Details of the proposed training programs have not been worked out, but Brownfield envisions three or four training centers in Mexico. He is holding complementary meetings with Mexican officials on this trip to begin working out the program's shape. He said he spoke with officials in Juarez on Monday and will hold similar meetings in Monterrey Thursday.
Chihuahua and Nuevo Leon states, respectively, have been two of Mexico's hardest hit by drug gang violence.
According to official figures, at least 35,000 people have been killed in drug violence in Mexico since late 2006, when President Felipe Calderon launched his crackdown on organized crime. Other sources, including local media, say the number is closer to 40,000. The federal government has not released an update of its numbers since December.
U.S. involvement in Mexico has drawn attention there recently after Mexico's government confirmed that U.S. intelligence agents operate there, analyzing and exchanging information. The New York Times had reported that CIA agents and former U.S. military personnel are working at a Mexican military base in the fight against drug gangs.
Brownfield stressed that involvement of U.S. trainers will come only with Mexican approval and that the training centers would be under Mexican authority. He also said a longer-term vision could include pairing trainers from an agency such as the Webb County Sheriff's Office with a National Guard deployment from Texas. The National Guard has been active in the drug war on the U.S. side of the border in intelligence analysis.

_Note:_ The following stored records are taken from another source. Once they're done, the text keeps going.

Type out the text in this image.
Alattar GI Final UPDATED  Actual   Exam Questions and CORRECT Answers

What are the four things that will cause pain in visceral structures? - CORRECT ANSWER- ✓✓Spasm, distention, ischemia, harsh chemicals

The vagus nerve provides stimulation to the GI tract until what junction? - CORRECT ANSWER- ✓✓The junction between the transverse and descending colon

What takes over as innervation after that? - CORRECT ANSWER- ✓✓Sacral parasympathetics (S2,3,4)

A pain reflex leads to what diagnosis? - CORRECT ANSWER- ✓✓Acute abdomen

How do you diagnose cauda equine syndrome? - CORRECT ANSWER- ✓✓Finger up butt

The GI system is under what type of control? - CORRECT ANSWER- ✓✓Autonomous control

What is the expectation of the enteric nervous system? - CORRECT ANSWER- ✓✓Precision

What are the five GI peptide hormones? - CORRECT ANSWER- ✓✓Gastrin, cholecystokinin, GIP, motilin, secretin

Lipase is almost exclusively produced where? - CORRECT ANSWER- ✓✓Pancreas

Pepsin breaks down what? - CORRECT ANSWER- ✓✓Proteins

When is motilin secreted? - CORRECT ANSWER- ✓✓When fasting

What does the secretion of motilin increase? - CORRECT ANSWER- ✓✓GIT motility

The agreement signed Wednesday "sets guidelines for the Webb County Sherriff's Office to train, advise and mentor international law enforcement agencies and officers." The sheriff's office will pay the upfront costs and receive reimbursement from the State Department. Its trainers, which it will release on a voluntary basis, will not carry weapons in other countries and will have to be approved in advance by the State Department. The State Department will be responsible for screening any trainees and will give pre-deployment training to trainers.
The agreement leaves open the possibility of training on U.S. soil, but Brownfield said from a cost standpoint it made more sense to send a few trainers to Mexico than bring hundreds of trainees to the U.S.
Brownfield said U.S. Rep. Henry Cuellar, D-Laredo was very active in pushing the venture. Cuellar's brother, Martin Cuellar, is Webb County sheriff.
The congressman said the benefits worked both ways. "When the teacher goes down there, the teacher will learn from the students."